Ben Davies has just entered the most significant spell of his Tottenham career. As the club wait on Danny Rose’s knee injury scan results, Davies is the natural and only replacement. Bought back in the summer of 2014 as competition for Danny Rose, the Neath-born left back has fallen far behind his positional rival. Now that void is temporarily open, Davies must seize his opportunity.
Last year, both Davies and Trippier alike attained ample minutes as Tottenham went with a traditional back-four. Kyle Walker and Danny Rose both ventured into the opposition’s final third, but their priorities were always defence. When Tottenham were playing two or three games in a week, Davies would regularly get 90 minutes in the Premier League and was able to demonstrate his defensive proficiency. In fact, he started 22 games last year and was positively secure.
That’s why it’s so hard to comprehend his situation currently. After an incredibly successful Euros in the heart of a Wales defence which nullified all of Belgium’s attacking options, Davies should be gleaming with self-assurance. Unfortunately for the player, he has played a part in all that has been alarming for Spurs this season. Those negatives are now so infrequent that to be a constant in each must evoke a degree of doubt in the player’s mind. From the glory of reaching a semi-final in a major competition with Wales, Davies has played 90 minutes in defeats to Monaco, Bayer Leverkusen and Liverpool. His correlation with cup exits is unfortunate. Tottenham’s side against Liverpool was one with little experience to win at Anfield and in brutal honesty, the Champions League squad was one unfit to reach the latter stages. As a result, Davies looks a player short of confidence. A seemingly quiet player on the pitch, he is often caught on camera shaking his head and looking lost. His first goal for the club against Aston Villa in the FA Cup was one fitting for the match; muted and low-key, but that was telling of his current state of mind. His body language is weak.
His confidence can’t be helped by the unconcealed views held by the Tottenham fans. While they have always seem to appreciate that he is able cover at left back, he remains just that. Quite rightly, the general consensus is that with him in the side, a back-three is implausible since Davies is not the type of full back explore attacking options. Now that Tottenham pride themselves on intense, elaborate and pacey attacking play, Davies’ style carries with it the misfortune of inducing frustration amongst the fans. As Tottenham scraped past Middlesbrough, the loudest jeer of the day came as Davies, under no press, opted to pass it back to Lloris rather than to continue the barrage of attack Tottenham were beginning to threaten. Later in the game, Kyle Walker did the same with no such outcome.

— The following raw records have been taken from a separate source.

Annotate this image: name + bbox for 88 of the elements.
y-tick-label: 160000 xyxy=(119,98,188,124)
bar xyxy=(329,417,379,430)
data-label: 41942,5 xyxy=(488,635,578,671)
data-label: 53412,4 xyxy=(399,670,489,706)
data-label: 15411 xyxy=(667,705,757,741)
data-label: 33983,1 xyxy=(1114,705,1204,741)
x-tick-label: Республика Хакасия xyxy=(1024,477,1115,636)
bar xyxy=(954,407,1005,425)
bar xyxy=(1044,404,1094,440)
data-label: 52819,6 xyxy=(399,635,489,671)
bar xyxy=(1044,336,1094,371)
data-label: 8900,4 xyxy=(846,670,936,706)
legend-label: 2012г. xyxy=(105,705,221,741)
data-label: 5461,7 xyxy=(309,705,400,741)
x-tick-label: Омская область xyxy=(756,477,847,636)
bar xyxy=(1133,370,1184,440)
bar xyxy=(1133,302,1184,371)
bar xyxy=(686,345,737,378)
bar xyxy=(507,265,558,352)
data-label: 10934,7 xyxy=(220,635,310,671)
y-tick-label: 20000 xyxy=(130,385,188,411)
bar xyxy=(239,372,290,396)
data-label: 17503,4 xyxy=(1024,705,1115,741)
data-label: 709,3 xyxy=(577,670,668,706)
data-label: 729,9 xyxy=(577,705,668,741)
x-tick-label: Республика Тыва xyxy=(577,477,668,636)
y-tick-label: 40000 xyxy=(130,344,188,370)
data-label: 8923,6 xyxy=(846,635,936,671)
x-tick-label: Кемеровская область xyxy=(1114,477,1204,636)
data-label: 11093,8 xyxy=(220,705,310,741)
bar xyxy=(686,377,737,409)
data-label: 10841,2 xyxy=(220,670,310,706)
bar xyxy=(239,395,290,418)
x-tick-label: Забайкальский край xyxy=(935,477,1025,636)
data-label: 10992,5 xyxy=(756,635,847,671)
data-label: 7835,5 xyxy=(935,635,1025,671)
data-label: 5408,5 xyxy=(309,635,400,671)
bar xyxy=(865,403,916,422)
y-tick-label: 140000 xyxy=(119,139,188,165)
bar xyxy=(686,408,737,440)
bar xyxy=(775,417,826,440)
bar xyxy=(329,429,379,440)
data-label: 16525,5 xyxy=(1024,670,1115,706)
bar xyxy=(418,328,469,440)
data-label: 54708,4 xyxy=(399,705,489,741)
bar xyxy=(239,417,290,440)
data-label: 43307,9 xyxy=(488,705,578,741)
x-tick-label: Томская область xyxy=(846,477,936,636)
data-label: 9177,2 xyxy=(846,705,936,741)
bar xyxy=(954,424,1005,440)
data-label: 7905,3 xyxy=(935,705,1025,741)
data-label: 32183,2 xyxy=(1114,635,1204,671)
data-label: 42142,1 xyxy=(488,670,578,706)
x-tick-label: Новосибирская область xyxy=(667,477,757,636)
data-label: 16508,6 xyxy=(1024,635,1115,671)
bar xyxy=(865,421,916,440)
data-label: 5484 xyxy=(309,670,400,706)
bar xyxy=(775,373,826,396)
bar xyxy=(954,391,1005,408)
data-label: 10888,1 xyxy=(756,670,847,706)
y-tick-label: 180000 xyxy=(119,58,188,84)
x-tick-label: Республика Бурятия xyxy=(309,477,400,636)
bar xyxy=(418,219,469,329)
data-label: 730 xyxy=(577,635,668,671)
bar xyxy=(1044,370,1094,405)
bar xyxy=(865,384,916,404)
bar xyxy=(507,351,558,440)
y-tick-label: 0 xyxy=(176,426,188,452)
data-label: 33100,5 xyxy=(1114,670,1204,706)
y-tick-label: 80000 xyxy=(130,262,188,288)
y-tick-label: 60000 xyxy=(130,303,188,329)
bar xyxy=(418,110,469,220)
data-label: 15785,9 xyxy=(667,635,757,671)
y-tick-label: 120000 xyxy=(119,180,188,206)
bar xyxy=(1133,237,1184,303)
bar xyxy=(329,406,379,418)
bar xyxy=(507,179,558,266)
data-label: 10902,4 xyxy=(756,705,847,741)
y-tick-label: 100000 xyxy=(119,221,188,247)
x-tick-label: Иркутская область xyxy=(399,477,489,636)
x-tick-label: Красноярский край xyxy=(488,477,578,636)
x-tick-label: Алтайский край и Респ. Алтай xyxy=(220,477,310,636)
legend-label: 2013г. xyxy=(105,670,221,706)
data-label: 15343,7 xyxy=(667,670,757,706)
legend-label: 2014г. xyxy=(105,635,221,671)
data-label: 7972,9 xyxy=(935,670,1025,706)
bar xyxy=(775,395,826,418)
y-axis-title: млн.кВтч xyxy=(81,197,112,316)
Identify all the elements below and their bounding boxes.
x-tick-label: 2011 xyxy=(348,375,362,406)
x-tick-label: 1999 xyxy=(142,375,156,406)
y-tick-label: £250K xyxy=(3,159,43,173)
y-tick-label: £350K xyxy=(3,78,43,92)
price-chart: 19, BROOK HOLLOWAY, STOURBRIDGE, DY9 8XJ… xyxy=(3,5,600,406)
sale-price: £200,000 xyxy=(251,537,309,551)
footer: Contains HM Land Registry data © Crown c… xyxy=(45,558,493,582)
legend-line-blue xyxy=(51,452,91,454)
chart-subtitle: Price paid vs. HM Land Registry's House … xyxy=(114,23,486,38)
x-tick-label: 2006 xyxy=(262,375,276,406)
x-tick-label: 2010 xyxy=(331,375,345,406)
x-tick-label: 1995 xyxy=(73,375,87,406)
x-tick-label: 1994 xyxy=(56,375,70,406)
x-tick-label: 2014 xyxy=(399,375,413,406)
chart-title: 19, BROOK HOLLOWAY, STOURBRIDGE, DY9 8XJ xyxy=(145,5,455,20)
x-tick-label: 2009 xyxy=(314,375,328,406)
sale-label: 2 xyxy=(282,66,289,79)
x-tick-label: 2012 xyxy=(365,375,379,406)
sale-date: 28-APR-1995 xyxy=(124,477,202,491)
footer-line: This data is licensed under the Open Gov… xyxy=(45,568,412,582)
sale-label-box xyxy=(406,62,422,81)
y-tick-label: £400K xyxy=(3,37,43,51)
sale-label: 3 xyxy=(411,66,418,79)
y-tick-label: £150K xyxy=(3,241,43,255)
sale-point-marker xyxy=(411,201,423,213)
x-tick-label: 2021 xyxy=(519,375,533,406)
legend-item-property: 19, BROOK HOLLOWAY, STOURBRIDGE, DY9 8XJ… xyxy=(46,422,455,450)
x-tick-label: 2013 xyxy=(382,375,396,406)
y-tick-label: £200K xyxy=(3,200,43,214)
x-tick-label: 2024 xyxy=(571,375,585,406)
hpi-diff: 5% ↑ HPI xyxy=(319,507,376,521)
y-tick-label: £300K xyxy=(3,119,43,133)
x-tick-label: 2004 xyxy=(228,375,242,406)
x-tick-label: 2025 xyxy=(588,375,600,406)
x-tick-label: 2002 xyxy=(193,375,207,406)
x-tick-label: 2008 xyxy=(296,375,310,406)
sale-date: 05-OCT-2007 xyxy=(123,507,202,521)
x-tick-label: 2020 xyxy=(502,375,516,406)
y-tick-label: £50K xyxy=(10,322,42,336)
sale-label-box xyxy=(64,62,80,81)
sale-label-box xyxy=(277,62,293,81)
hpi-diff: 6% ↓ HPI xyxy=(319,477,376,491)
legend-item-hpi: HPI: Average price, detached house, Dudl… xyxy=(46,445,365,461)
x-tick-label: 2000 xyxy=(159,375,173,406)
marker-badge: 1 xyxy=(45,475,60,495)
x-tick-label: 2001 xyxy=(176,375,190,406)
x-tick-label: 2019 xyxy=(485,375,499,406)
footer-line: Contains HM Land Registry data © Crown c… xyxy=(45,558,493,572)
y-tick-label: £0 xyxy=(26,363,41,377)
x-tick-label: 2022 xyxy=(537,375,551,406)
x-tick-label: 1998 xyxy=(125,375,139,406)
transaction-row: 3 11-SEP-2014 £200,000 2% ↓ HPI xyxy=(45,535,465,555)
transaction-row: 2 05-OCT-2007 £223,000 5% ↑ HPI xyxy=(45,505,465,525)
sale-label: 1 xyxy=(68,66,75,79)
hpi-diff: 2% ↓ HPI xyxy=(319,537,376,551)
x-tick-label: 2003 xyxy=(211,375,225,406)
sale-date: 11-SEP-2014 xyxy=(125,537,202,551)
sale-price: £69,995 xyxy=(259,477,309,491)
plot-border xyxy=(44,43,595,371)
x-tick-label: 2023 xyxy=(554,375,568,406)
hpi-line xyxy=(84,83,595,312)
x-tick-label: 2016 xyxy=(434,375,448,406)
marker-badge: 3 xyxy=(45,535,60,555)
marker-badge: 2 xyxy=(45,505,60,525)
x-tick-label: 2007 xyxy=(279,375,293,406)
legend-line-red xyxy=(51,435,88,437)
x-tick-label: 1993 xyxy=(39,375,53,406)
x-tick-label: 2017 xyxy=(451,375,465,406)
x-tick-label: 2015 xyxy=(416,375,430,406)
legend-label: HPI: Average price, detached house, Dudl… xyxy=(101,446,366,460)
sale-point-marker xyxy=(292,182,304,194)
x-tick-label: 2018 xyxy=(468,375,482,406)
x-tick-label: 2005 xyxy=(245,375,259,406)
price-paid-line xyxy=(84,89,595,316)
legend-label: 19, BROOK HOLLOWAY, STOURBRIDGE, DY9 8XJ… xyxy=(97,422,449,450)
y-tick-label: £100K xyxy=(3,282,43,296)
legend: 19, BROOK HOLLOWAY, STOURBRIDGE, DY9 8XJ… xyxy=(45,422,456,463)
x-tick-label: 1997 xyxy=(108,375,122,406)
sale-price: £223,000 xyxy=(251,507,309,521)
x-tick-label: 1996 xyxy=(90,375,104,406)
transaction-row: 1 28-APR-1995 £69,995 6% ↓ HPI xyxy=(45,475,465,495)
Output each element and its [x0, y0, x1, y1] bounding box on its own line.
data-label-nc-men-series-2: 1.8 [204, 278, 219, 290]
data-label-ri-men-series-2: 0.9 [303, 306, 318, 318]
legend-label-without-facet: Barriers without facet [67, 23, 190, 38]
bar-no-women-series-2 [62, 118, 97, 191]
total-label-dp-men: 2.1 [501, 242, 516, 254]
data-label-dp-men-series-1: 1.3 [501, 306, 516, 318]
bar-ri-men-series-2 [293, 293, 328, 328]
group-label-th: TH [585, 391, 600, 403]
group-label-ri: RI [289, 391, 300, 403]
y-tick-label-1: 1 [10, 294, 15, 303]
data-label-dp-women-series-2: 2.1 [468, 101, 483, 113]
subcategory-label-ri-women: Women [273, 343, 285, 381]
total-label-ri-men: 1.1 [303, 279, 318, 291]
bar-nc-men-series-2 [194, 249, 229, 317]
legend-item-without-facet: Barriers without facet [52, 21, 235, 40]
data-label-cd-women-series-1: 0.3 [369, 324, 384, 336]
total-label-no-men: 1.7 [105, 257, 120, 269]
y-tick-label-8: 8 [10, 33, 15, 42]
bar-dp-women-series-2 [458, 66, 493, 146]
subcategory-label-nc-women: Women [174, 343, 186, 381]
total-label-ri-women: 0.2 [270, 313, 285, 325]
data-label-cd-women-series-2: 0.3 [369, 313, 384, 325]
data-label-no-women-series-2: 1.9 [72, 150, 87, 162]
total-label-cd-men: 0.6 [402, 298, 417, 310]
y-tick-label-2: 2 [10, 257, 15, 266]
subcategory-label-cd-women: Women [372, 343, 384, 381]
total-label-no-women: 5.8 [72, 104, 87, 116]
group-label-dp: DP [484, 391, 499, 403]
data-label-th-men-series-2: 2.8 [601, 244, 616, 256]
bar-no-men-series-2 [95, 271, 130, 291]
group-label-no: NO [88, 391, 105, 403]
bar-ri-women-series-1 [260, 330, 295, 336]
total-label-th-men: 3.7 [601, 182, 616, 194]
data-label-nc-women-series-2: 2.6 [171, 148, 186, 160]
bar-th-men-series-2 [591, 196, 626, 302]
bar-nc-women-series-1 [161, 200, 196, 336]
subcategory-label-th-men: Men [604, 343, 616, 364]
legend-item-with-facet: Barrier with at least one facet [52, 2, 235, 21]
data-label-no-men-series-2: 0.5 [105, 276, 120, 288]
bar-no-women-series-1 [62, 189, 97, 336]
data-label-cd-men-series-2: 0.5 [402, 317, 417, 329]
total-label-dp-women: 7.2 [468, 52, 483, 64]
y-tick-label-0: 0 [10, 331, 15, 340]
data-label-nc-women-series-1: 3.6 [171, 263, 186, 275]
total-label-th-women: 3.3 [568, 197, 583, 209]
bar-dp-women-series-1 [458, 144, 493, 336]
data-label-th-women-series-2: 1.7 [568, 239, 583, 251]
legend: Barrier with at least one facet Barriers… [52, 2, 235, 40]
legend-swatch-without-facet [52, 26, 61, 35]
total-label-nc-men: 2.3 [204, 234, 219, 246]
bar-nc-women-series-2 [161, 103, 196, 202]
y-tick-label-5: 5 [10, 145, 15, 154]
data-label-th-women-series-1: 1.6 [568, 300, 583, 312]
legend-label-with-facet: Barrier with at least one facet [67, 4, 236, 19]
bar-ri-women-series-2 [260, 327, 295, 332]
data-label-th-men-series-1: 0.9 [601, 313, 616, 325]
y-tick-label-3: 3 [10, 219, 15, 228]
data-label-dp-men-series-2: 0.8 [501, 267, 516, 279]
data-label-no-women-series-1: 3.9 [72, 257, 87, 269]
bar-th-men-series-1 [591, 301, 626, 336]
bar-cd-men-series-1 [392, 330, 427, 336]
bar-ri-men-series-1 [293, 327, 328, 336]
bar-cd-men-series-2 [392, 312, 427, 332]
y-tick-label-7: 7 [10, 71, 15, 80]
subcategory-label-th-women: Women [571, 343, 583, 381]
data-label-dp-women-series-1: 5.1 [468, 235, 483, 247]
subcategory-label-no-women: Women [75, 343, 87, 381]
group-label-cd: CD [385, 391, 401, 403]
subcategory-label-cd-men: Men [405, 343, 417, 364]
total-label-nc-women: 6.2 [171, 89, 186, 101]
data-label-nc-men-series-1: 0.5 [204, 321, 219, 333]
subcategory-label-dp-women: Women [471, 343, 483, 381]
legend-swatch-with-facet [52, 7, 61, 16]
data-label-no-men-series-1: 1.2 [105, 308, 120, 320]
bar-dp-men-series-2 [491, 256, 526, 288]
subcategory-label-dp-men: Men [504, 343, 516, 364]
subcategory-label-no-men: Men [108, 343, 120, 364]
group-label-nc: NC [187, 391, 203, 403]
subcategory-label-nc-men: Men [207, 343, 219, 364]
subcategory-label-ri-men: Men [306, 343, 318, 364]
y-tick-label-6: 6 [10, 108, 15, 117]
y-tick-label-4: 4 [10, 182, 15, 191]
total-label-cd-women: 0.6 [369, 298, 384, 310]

Truthfully, there is a principal reason behind all of Davies’ problems at Spurs. Even with vast improvement both defensively and in the attacking third, he will always be burdened by Tottenham’s most improved player in the past 2 years, Danny Rose. Since Davies’ arrival at the club, Rose progressed into an England regular, the best left back in the Premier League and turned Roberto Carlos’ head; a true teacher of the position. Not only has Rose gone onto become one of Europe’s finest full-backs, but he is also becoming a cult hero at Tottenham. His level of improvement, relationship with Pochettino, no-nonsense approach and full-blooded personality have moulded him into the type of player whose name kids get on the back of their shirt. And that’s not just because it would be cheap. There is a feeling, perhaps naïvely, that Danny Rose is the type of player to remain loyal to the club that made him into the player he is today. He’s an essential part of the ‘spirit’ so focal to Pochettino’s current success with the club. All of that detriments Ben Davies. He’s the impromptu stopgap, the unwanted substitute and the unnecessary extra. In those words, it’s viciously harsh, but that’s what Rose’s development is doing to him.
That’s why Davies is reaching his most significant time period at Tottenham. For now, the most he can do is to focus on playing well at left-back for the rest of Rose’s absence, obtain the trust of Spurs fans and play it safe. Once the season is over, there have been suggestions that Tottenham delve into the market for another central defender as Kevin Wimmer’s lifespan decreases with each passing game. That said, their central defensive qualms can be resolved from within. If there are legs in Tottenham playing a back 3 in the coming seasons, there is a possibility for Davies to explore further avenues. Used as a left centre back for Wales, Davies is well qualified for that role. If his Tottenham career is to reach any level of significance, both Davies and Pochettino must agree his future at left-back is improbable.
It’s a sincerely difficult position for a footballer to be in. Aged just 23, Davies has come to the first real stumbling block in his career. He could move to another club, but that would be a move that I feel Tottenham would regret. He could carry on as a regular substitute but never truly recognise his own potential or he can make the full time move to a left sided centre back. I suspect the latter is already in progress but Pochettino has never been one to rashly throw players into position without thorough trust. Wales know they have a robust option in Davies, but if Tottenham want to hang on to him, they must too.